ST201      Half Unit
Statistical Models and Data Analysis

This information is for the 2021/22 session.

Teacher responsible

Dr Yunxiao Chen COL 5.16


This course is available on the BSc in Accounting and Finance. This course is available as an outside option to students on other programmes where regulations permit and to General Course students.

Also available to students who have studied statistics and mathematics to the level of MA107/ST107 Quantitative Methods or ST108 Statistical Methods for the Social Sciences or equivalent.

This course cannot be taken with ST211 Applied Regression or DS202 Data Science for Social Scientists.


MA107/ST107 Quantitative Methods or ST108 Statistical Methods for the Social Sciences or equivalent.

Course content

A second course in statistics with an emphasis on data analysis with applications in the social sciences.

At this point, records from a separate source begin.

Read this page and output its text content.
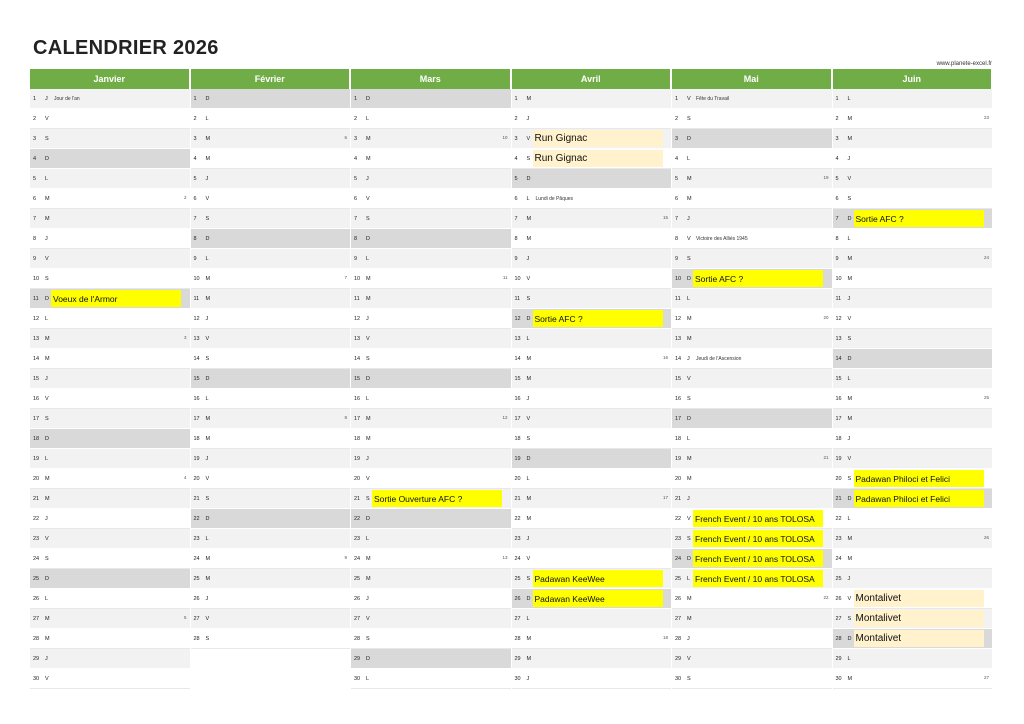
CALENDRIER 2026
www.planete-excel.fr
Janvier
1	J	Jour de l'an
2	V
3	S
4	D
5	L
6	M	2
7	M
8	J
9	V
10	S
11	D Voeux de l'Armor
12	L
13	M	3
14	M
15	J
16	V
17	S
18	D
19	L
20	M	4
21	M
22	J
23	V
24	S
25	D
26	L
27	M	5
28	M
29	J
30	V
Février
1	D
2	L
3	M	6
4	M
5	J
6	V
7	S
8	D
9	L
10	M	7
11	M
12	J
13	V
14	S
15	D
16	L
17	M	8
18	M
19	J
20	V
21	S
22	D
23	L
24	M	9
25	M
26	J
27	V
28	S
Mars
1	D
2	L
3	M	10
4	M
5	J
6	V
7	S
8	D
9	L
10	M	11
11	M
12	J
13	V
14	S
15	D
16	L
17	M	12
18	M
19	J
20	V
21	S Sortie Ouverture AFC ?
22	D
23	L
24	M	13
25	M
26	J
27	V
28	S
29	D
30	L
Avril
1	M
2	J
3	V Run Gignac
4	S Run Gignac
5	D
6	L	Lundi de Pâques
7	M	15
8	M
9	J
10	V
11	S
12	D Sortie AFC ?
13	L
14	M	16
15	M
16	J
17	V
18	S
19	D
20	L
21	M	17
22	M
23	J
24	V
25	S Padawan KeeWee
26	D Padawan KeeWee
27	L
28	M	18
29	M
30	J
Mai
1	V	Fête du Travail
2	S
3	D
4	L
5	M	19
6	M
7	J
8	V	Victoire des Alliés 1945
9	S
10	D Sortie AFC ?
11	L
12	M	20
13	M
14	J	Jeudi de l'Ascension
15	V
16	S
17	D
18	L
19	M	21
20	M
21	J
22	V French Event / 10 ans TOLOSA
23	S French Event / 10 ans TOLOSA
24	D French Event / 10 ans TOLOSA
25	L French Event / 10 ans TOLOSA
26	M	22
27	M
28	J
29	V
30	S
Juin
1	L
2	M	23
3	M
4	J
5	V
6	S
7	D Sortie AFC ?
8	L
9	M	24
10	M
11	J
12	V
13	S
14	D
15	L
16	M	25
17	M
18	J
19	V
20	S Padawan Philoci et Felici
21	D Padawan Philoci et Felici
22	L
23	M	26
24	M
25	J
26	V Montalivet
27	S Montalivet
28	D Montalivet
29	L
30	M	27
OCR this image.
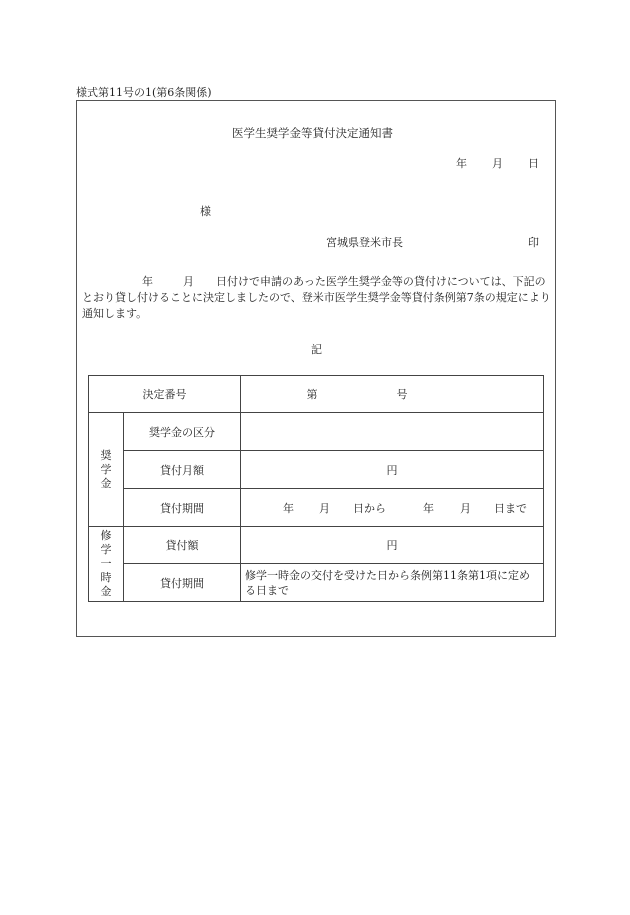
様式第11号の1(第6条関係)
医学生奨学金等貸付決定通知書
年 月 日
様
宮城県登米市長	印
年	月 日付けで申請のあった医学生奨学金等の貸付けについては、下記のとおり貸し付けることに決定しましたので、登米市医学生奨学金等貸付条例第7条の規定により通知します。
記
決定番号		第 号

奨学金	奨学金の区分	
	貸付月額	円
	貸付期間	年 月 日から 年 月 日まで
修学一時金	貸付額	円
	貸付期間	修学一時金の交付を受けた日から条例第11条第1項に定める日まで
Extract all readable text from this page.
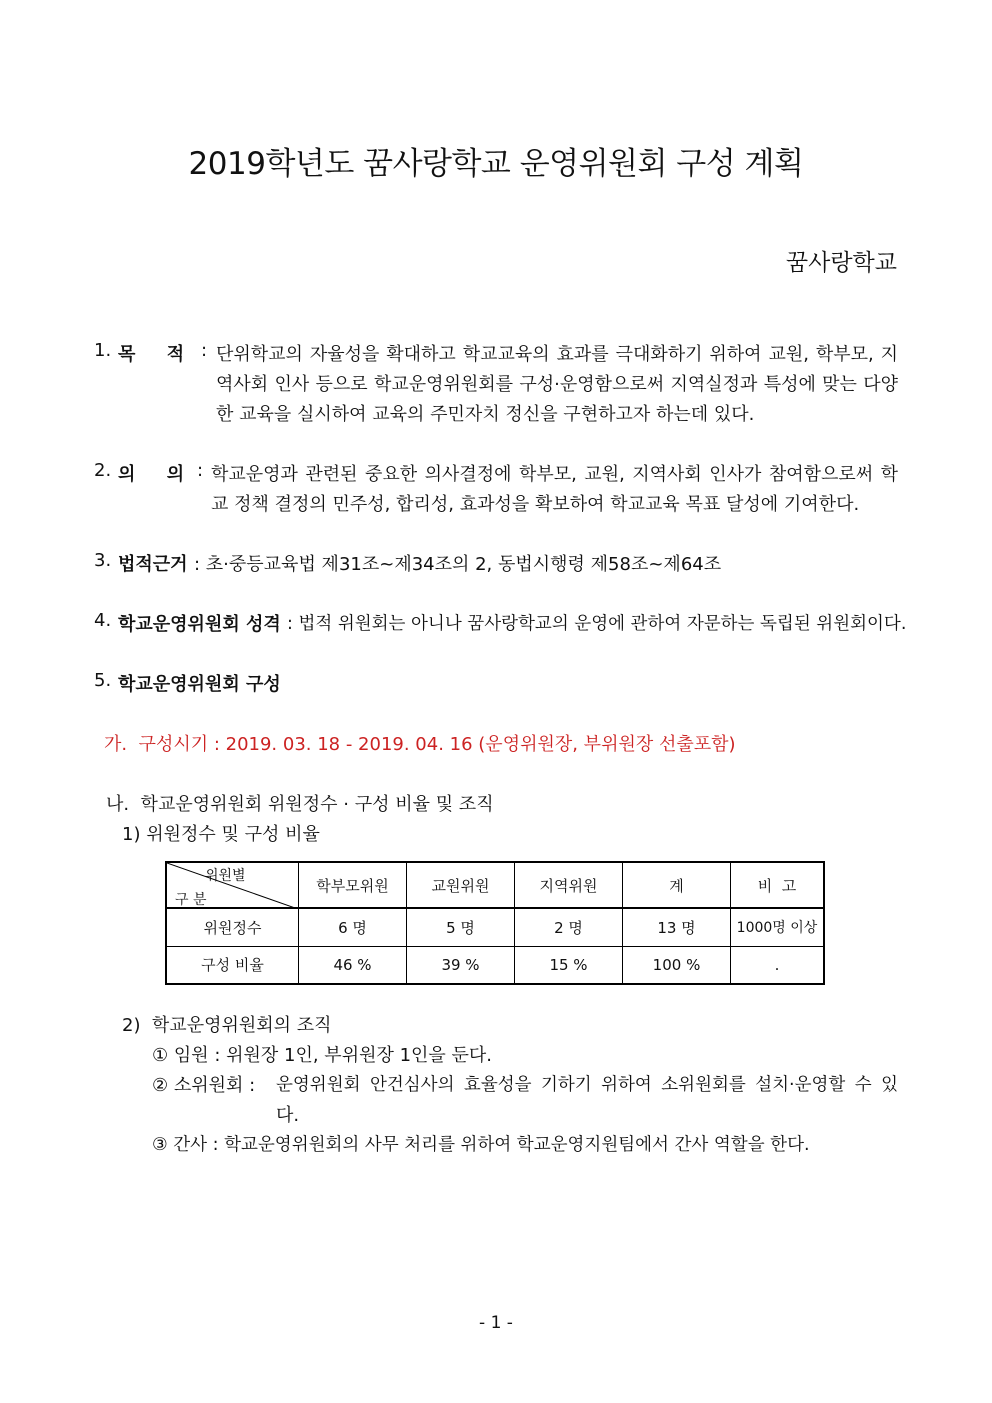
2019학년도 꿈사랑학교 운영위원회 구성 계획
꿈사랑학교
1. 목     적 : 단위학교의 자율성을 확대하고 학교교육의 효과를 극대화하기 위하여 교원, 학부모, 지
역사회 인사 등으로 학교운영위원회를 구성·운영함으로써 지역실정과 특성에 맞는 다양
한 교육을 실시하여 교육의 주민자치 정신을 구현하고자 하는데 있다.
2. 의     의 : 학교운영과 관련된 중요한 의사결정에 학부모, 교원, 지역사회 인사가 참여함으로써 학
교 정책 결정의 민주성, 합리성, 효과성을 확보하여 학교교육 목표 달성에 기여한다.
3. 법적근거 : 초·중등교육법 제31조~제34조의 2, 동법시행령 제58조~제64조
4. 학교운영위원회 성격 : 법적 위원회는 아니나 꿈사랑학교의 운영에 관하여 자문하는 독립된 위원회이다.
5. 학교운영위원회 구성
가.  구성시기 : 2019. 03. 18 - 2019. 04. 16 (운영위원장, 부위원장 선출포함)
나.  학교운영위원회 위원정수 · 구성 비율 및 조직
1) 위원정수 및 구성 비율
위원별
구 분	학부모위원	교원위원	지역위원	계	비  고
위원정수	6 명	5 명	2 명	13 명	1000명 이상
구성 비율	46 %	39 %	15 %	100 %	.
2)  학교운영위원회의 조직
① 임원 : 위원장 1인, 부위원장 1인을 둔다.
② 소위원회 : 운영위원회 안건심사의 효율성을 기하기 위하여 소위원회를 설치·운영할 수 있
다.
③ 간사 : 학교운영위원회의 사무 처리를 위하여 학교운영지원팀에서 간사 역할을 한다.
- 1 -
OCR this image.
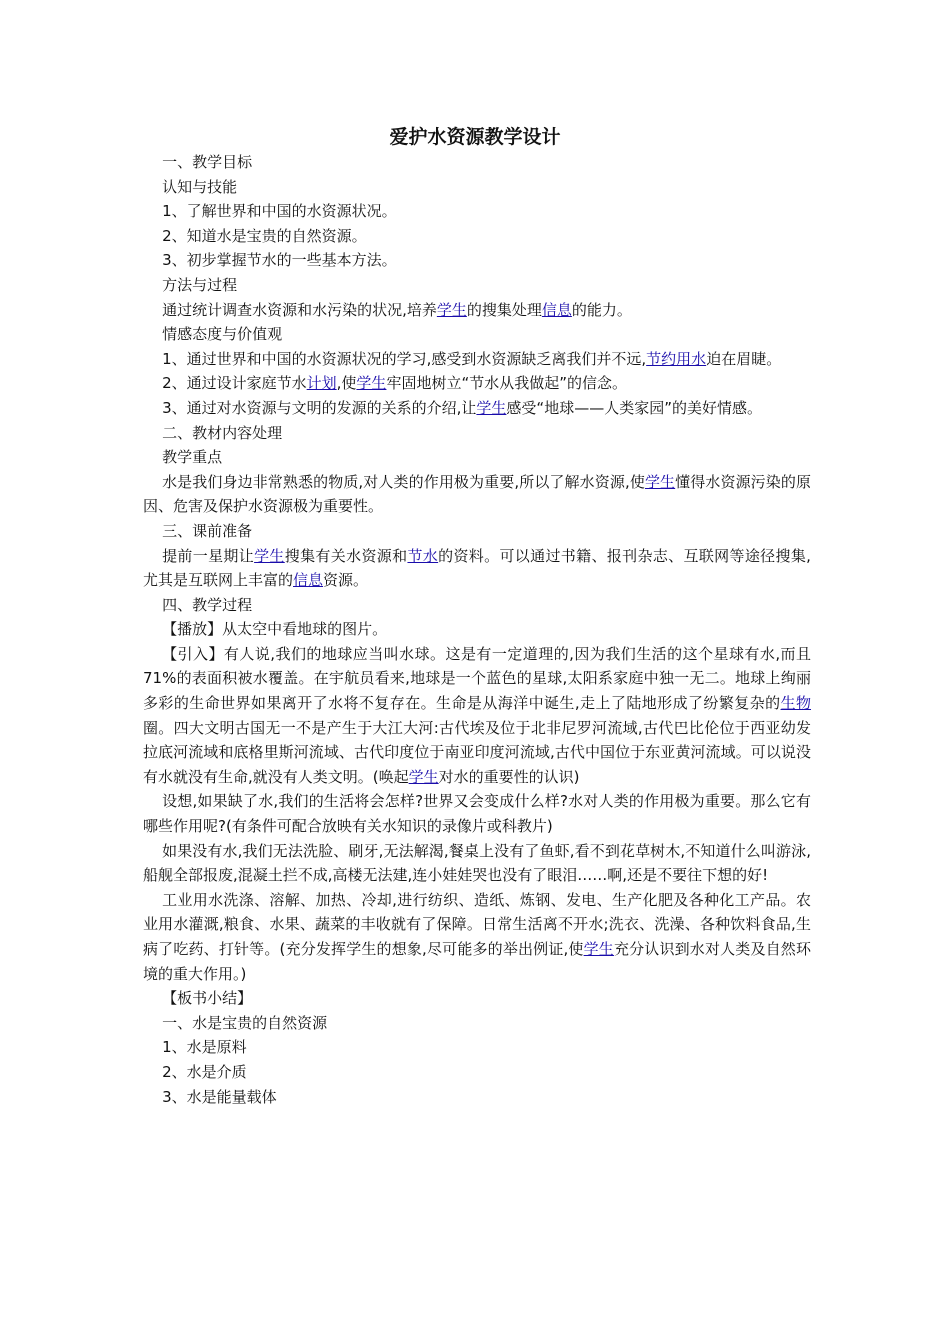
爱护水资源教学设计

一、教学目标

认知与技能

1、了解世界和中国的水资源状况。

2、知道水是宝贵的自然资源。

3、初步掌握节水的一些基本方法。

方法与过程

通过统计调查水资源和水污染的状况,培养学生的搜集处理信息的能力。

情感态度与价值观

1、通过世界和中国的水资源状况的学习,感受到水资源缺乏离我们并不远,节约用水迫在眉睫。

2、通过设计家庭节水计划,使学生牢固地树立“节水从我做起”的信念。

3、通过对水资源与文明的发源的关系的介绍,让学生感受“地球——人类家园”的美好情感。

二、教材内容处理

教学重点

水是我们身边非常熟悉的物质,对人类的作用极为重要,所以了解水资源,使学生懂得水资源污染的原因、危害及保护水资源极为重要性。

三、课前准备

提前一星期让学生搜集有关水资源和节水的资料。可以通过书籍、报刊杂志、互联网等途径搜集,尤其是互联网上丰富的信息资源。

四、教学过程

【播放】从太空中看地球的图片。

【引入】有人说,我们的地球应当叫水球。这是有一定道理的,因为我们生活的这个星球有水,而且71%的表面积被水覆盖。在宇航员看来,地球是一个蓝色的星球,太阳系家庭中独一无二。地球上绚丽多彩的生命世界如果离开了水将不复存在。生命是从海洋中诞生,走上了陆地形成了纷繁复杂的生物圈。四大文明古国无一不是产生于大江大河:古代埃及位于北非尼罗河流域,古代巴比伦位于西亚幼发拉底河流域和底格里斯河流域、古代印度位于南亚印度河流域,古代中国位于东亚黄河流域。可以说没有水就没有生命,就没有人类文明。(唤起学生对水的重要性的认识)

设想,如果缺了水,我们的生活将会怎样?世界又会变成什么样?水对人类的作用极为重要。那么它有哪些作用呢?(有条件可配合放映有关水知识的录像片或科教片)

如果没有水,我们无法洗脸、刷牙,无法解渴,餐桌上没有了鱼虾,看不到花草树木,不知道什么叫游泳,船舰全部报废,混凝土拦不成,高楼无法建,连小娃娃哭也没有了眼泪……啊,还是不要往下想的好!

工业用水洗涤、溶解、加热、冷却,进行纺织、造纸、炼钢、发电、生产化肥及各种化工产品。农业用水灌溉,粮食、水果、蔬菜的丰收就有了保障。日常生活离不开水;洗衣、洗澡、各种饮料食品,生病了吃药、打针等。(充分发挥学生的想象,尽可能多的举出例证,使学生充分认识到水对人类及自然环境的重大作用。)

【板书小结】

一、水是宝贵的自然资源

1、水是原料

2、水是介质

3、水是能量载体
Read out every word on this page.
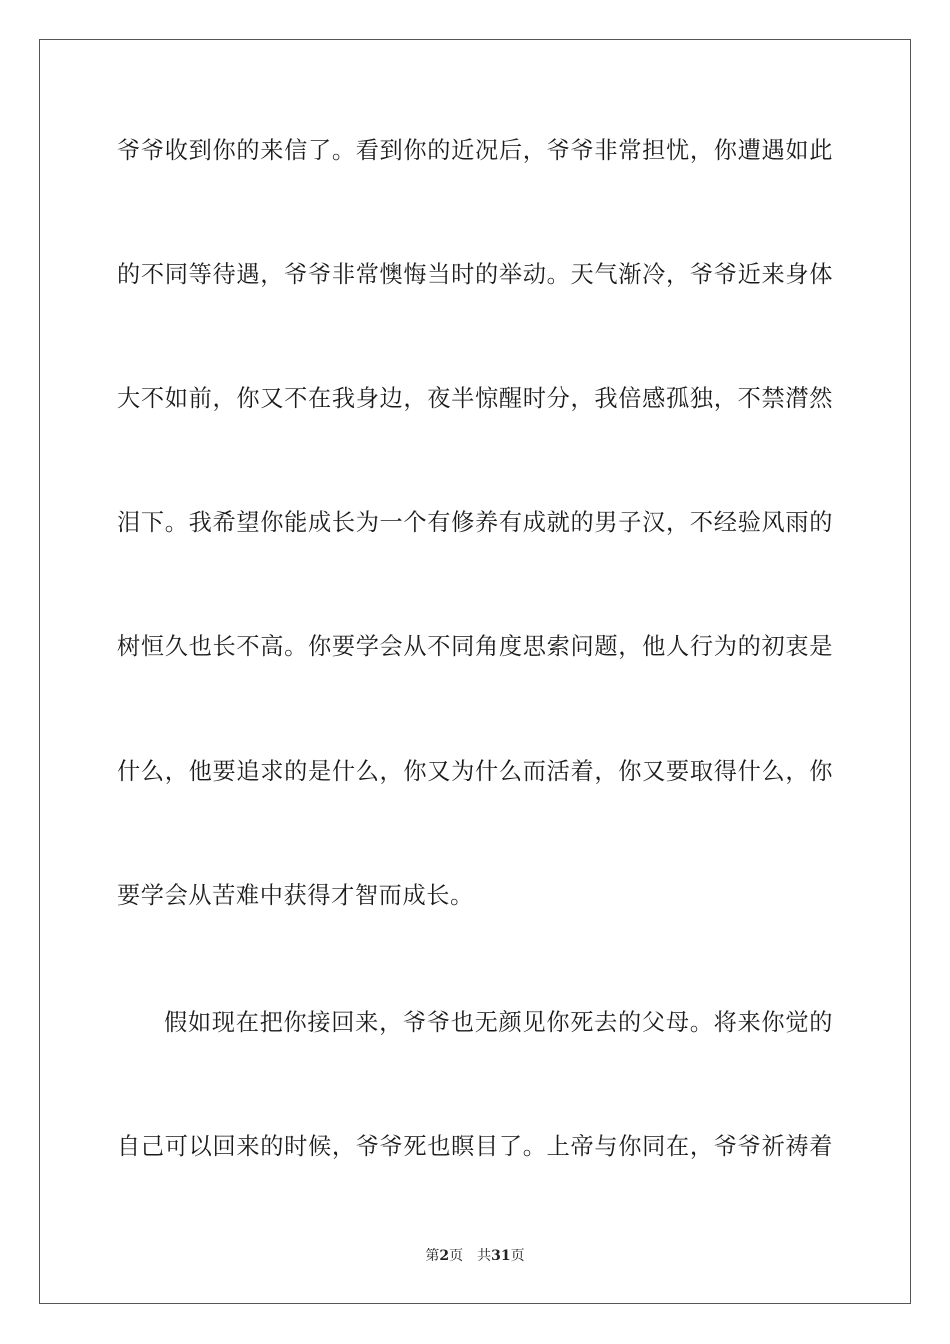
爷爷收到你的来信了。看到你的近况后，爷爷非常担忧，你遭遇如此
的不同等待遇，爷爷非常懊悔当时的举动。天气渐冷，爷爷近来身体
大不如前，你又不在我身边，夜半惊醒时分，我倍感孤独，不禁潸然
泪下。我希望你能成长为一个有修养有成就的男子汉，不经验风雨的
树恒久也长不高。你要学会从不同角度思索问题，他人行为的初衷是
什么，他要追求的是什么，你又为什么而活着，你又要取得什么，你
要学会从苦难中获得才智而成长。
假如现在把你接回来，爷爷也无颜见你死去的父母。将来你觉的
自己可以回来的时候，爷爷死也瞑目了。上帝与你同在，爷爷祈祷着
第2页 共31页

Students will gain hands on experience using R-- a programming language and software environment for data analysis and visualisation. The course contains five topics, including (1) principles of statistical analysis, including data preparation, statistical models, regression and classification, inference, prediction, and bias-variance tradeoff, (2) multiple linear regression, including its assumptions, inference, data transformations, diagnostics, model selection, (3) regression tree method, (4) logistic regression, including odds ratios, likelihood, classification, and ROC curve, and (5) Bayes rule for classification and linear discriminant analysis.


This course will be delivered through a combination of classes, lectures and Q&A sessions, totalling a minimum of 36 hours across Lent Term and 4 hours of lectures in the Summer Term. This year, some of this teaching may be delivered through a combination of classes and flipped-lectures delivered as short online videos. This course includes a reading week in Week 6 of Lent Term. Students will be given their assessed project to start on in week 6 which is due in at the end of LT.

Formative coursework

Moodle quizzes and a quantitative research project.

Indicative reading

James, G., Witten, D., Hastie, T., & Tibshirani, R. (2013). An introduction to statistical learning. New York, NY: Springer. 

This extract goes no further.